= Atsushi Yamaguchi =

Japanese judge

Atsushi Yamaguchi (born November 6, 1953) is a Japanese lawyer and academic who has served as an associate justice of the Supreme Court of Japan from 2017 to 2023.

== Education and career ==
Yamaguchi was born on November 6, 1953, in Japan. He attended the University of Tokyo and graduated with a degree in law in 1976. In 1979 he began teaching law at that university as an associate professor. He was granted the status of full professor in 1992. In 1994 he joined the Criminal Law Society of Japan and became its director in 2009. In 2012 he became the director of the National Bar Examination Commission. In 2014 Yamaguchi became Emeritus Professor at the University of Tokyo.

== Supreme Court ==
On February 6, 2017, Yamaguchi was appointed to the Supreme Court of Japan.
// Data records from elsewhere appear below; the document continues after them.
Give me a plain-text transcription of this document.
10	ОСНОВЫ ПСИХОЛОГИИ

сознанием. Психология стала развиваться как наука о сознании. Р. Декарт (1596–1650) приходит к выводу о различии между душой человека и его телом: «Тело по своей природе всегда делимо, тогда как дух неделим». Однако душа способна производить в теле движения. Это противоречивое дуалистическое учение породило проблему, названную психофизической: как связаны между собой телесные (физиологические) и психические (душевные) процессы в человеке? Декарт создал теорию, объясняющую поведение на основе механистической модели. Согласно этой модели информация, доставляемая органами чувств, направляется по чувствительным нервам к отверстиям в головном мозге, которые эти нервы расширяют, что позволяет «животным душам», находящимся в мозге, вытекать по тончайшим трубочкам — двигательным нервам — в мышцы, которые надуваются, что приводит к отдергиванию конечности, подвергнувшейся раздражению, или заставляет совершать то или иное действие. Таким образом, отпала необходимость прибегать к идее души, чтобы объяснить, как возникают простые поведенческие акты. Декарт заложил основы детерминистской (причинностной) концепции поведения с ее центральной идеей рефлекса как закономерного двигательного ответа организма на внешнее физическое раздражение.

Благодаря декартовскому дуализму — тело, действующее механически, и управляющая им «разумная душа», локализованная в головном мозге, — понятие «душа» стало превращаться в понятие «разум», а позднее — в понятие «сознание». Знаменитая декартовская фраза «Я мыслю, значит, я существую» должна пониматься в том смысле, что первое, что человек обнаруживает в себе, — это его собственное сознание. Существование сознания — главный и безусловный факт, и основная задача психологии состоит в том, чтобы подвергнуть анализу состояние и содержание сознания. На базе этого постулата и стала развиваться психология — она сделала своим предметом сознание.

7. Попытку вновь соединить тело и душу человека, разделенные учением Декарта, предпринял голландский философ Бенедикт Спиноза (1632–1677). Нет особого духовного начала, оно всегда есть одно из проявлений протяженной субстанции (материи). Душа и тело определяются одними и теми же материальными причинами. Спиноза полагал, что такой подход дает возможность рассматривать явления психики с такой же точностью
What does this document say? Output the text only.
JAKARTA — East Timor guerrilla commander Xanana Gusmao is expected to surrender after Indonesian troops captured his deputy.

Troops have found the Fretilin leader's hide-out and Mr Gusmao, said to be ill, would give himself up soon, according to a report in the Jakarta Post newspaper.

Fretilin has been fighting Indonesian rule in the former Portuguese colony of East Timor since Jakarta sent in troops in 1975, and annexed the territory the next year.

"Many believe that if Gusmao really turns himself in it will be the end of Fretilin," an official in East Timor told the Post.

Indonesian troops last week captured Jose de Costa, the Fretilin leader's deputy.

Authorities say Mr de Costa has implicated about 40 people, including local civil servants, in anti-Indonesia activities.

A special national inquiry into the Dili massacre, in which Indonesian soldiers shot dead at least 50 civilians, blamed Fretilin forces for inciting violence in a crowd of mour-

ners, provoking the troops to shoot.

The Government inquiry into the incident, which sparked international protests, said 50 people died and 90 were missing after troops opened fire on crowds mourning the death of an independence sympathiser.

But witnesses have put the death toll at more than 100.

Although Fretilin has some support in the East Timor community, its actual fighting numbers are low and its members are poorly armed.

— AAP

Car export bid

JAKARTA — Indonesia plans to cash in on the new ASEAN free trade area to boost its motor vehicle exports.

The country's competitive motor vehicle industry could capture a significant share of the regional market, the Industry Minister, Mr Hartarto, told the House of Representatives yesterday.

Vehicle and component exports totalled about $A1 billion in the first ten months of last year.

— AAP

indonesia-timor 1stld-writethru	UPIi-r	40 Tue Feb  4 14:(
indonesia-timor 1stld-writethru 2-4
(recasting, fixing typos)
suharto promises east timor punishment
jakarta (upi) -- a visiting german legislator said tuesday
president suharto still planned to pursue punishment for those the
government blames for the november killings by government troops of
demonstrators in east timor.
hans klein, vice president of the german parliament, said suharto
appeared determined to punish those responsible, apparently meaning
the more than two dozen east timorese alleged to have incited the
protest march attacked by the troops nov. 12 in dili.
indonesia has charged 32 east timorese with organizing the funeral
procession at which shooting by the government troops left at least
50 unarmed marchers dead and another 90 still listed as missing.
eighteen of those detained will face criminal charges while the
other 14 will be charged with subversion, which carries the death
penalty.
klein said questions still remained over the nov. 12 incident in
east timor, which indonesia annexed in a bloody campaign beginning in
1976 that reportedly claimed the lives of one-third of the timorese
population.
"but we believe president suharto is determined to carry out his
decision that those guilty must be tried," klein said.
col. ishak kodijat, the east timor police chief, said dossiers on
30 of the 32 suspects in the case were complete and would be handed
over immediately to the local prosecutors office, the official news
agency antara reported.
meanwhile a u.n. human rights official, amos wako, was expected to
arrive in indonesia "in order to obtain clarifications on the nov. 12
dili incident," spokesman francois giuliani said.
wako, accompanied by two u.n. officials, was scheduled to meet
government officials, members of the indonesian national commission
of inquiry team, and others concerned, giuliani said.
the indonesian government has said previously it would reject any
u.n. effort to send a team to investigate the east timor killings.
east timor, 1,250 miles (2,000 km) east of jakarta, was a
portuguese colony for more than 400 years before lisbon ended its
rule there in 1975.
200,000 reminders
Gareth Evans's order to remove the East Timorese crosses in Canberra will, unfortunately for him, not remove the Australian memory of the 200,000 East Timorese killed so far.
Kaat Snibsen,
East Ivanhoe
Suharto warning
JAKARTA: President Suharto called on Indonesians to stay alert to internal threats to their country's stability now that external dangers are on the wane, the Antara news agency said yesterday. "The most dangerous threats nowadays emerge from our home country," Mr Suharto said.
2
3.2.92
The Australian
On 18 July 2019, Yamaguchi presided over the appeal against the death sentence of Kosei Homi, the perpetrator of the Yamaguchi arson and murders, in which the court upheld the death sentence imposed by the lower courts.

On 15 October 2020, Yamaguchi presided over the appeal against a judgement made against Japan Post for not providing the same allowance its regular employees received to its fixed-term employees.

Yamaguchi's term was ended on November 5, 2023 (one day before he turns 70). This is because all members of the court have a mandatory retirement age of 70.